Forman died Monday in Dallas while awaiting a liver transplant. He was 10 days shy of his 66th birthday.

The rabbi founded Rabbis for Human Rights in 1988 and served as its chairman from to 1992, and again in 2002-03. The organization, which calls itself "the rabbinic voice of conscience in Israel, giving voice to the Jewish tradition of human rights," has a membership of rabbis and rabbinic students from all streams of Judaism. It is primarily concerned with the plight of Palestinians living in the West Bank and Gaza. 

"Rabbi Forman will be sorely missed," said Rabbi Arik Ascherman, executive director of Rabbis For Human Rights. "Not only was he our founder, but he was a moral compass for several generations of Jews, particularly regarding Israel."

Forman, who made aliyah in 1972, served as the director of the Israel office of the Union of American Hebrew Congregations, where he led the effort for religious pluralism in Israel. Prior to that he was the chairman of Interns for Peace from 1984 to 1986, and the founding chairman of both the Jerusalem Council for Soviet Jewry in 1973 and the Cincinnati Council for Soviet Jewry in 1970.

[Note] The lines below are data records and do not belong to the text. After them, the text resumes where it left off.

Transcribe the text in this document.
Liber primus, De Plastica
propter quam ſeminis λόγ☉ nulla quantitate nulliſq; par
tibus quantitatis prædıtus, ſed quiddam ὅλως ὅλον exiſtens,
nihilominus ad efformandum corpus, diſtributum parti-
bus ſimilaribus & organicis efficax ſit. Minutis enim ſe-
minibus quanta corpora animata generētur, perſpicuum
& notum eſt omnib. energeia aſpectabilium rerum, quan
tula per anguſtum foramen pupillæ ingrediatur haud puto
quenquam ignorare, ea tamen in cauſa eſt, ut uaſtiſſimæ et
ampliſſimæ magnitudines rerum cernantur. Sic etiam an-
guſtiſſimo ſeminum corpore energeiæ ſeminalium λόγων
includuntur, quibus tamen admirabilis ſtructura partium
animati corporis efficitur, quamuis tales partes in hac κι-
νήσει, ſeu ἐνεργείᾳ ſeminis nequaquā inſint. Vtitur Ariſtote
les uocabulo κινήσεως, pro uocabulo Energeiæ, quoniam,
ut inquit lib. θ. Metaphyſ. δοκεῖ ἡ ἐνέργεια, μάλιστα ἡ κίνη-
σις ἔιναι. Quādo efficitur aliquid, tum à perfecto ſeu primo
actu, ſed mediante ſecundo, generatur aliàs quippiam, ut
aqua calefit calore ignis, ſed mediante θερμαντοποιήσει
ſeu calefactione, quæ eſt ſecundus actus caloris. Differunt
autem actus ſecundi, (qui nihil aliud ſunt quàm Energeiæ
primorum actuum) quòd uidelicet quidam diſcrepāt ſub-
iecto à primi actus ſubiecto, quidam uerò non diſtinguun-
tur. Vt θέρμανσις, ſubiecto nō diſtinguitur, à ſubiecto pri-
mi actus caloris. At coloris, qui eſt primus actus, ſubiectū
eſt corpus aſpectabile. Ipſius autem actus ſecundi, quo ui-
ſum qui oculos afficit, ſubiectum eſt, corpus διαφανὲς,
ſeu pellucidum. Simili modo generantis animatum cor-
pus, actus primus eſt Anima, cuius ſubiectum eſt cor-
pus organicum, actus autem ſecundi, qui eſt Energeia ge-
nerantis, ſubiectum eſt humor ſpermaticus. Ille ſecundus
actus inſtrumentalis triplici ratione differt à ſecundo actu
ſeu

Forman keynoted the Nobel Institute conference on "The Role of Religion in Middle East Peacemaking." In 1994, he was a member of the Israeli delegation to the Nobel Peace Prize ceremony for laureates Yasser Arafat, Shimon Peres and Yitzhak Rabin

He wrote four books and was a regular contributor to many newspapers and magazines in Israel and in the Anglo-Jewish press.

Forman  was ordained in 1972, and received a doctorate in 1997 from Hebrew Union College-Jewish Institute of Religion. Between 1977 and 1991 he was a deputy commanding officer in the Israeli army, receiving a citation for meritorious service in 1990.